Governo de SP inicia modelo cívico-militar em cem colégios estaduais
Atuação de policiais militares aposentados altera a rotina e as normas estéticas para 53 mil estudantes da rede pública paulista
Cem colégios estaduais de São Paulo adotaram o sistema cívico-militar nesta segunda-feira, 2. A iniciativa abrange aproximadamente 53 mil estudantes, o que representa 1,5% do total de matriculados na rede.
A operação conta com 208 policiais militares da reserva, que atuam como monitores nas unidades de ensino.
A rotina escolar inclui a formação de filas, a execução do hino nacional e normas de vestuário. O cotidiano dos alunos sofreu alterações na organização matinal.
Na Escola Estadual Professor Lourenço Filho, na capital, ocorre uma inspeção diária. O procedimento verifica a postura, o asseio e a organização dos jovens antes do início das aulas.
O tenente Gilberto Pereira da Silva Junior, monitor no local, explicou as exigências estéticas: “O corte de cabelo precisa ser discreto e compatível com o ambiente escolar. Não é permitido, por exemplo, cabelo colorido ou cortes muito chamativos”.
Segundo o monitor, as regras buscam estabelecer padrões de convivência: “Não se trata de proibir estilo pessoal, mas de estabelecer limites. O aluno continua sendo quem ele é fora da escola”, afirmou.
A sargento Elan Bispo, também vinculada ao projeto, relaciona o modelo à formação cidadã: “O civismo educa para a vida. A gente começa pelo dever para que o aluno saiba exercer seus direitos”, disse.
As diretrizes vedam o uso de acessórios como piercings e bonés. Meninas devem manter o cabelo preso, enquanto os meninos precisam utilizar cortes curtos conforme as especificações.
Investimento público e estrutura de pessoal
A manutenção dos monitores gera um impacto financeiro de R$ 17 milhões por ano. Os policiais aposentados recebem uma diária de R$ 301,70 pela atuação nas escolas. O pagamento mensal pode chegar a R$ 6.000 para quem cumpre 40 horas semanais. Esse valor é somado aos proventos que os militares já recebem de sua aposentadoria.
A remuneração complementar dos monitores supera o piso salarial dos professores estaduais. O valor é 8% maior que o vencimento básico de R$ 5.565 destinado aos docentes com nível superior.
A maior parte dos agentes selecionados integra as patentes de praças da corporação. Para essas funções, a legislação não exige a conclusão de ensino superior pelos militares.
A Secretaria da Educação esclarece que o conteúdo pedagógico permanece sob responsabilidade dos professores. Os militares não interferem nas atividades conduzidas dentro das salas de aula.
Vinicius Neiva, secretário-executivo da pasta, informou que o número de agentes varia por colégio.
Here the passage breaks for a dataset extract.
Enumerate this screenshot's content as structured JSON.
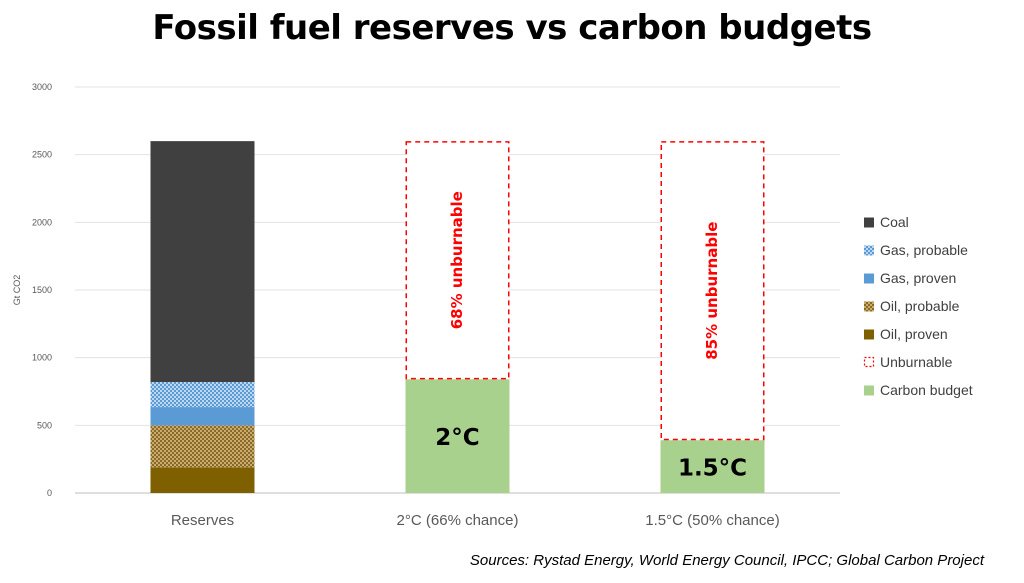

A distribuição é ajustada conforme a realidade e as necessidades de cada prédio.
O governo estadual incluiu uma disciplina de cidadania no período do contraturno. O objetivo é reduzir conflitos, evitar o bullying e promover o respeito mútuo entre os alunos.
Modelo votado e aprovado pela comunidade
A implementação do modelo ocorreu após votações realizadas com as comunidades escolares. Pais e responsáveis participaram do processo de escolha ao longo do ano passado.
O programa cívico-militar era uma promessa de gestão que enfrentou suspensões judiciais. O início das atividades estava previsto para o início do ano letivo de 2025.
O governador Tarcísio de Freitas sancionou a lei do programa em maio do último ano. O evento político não contou com a presença do titular da pasta da Educação.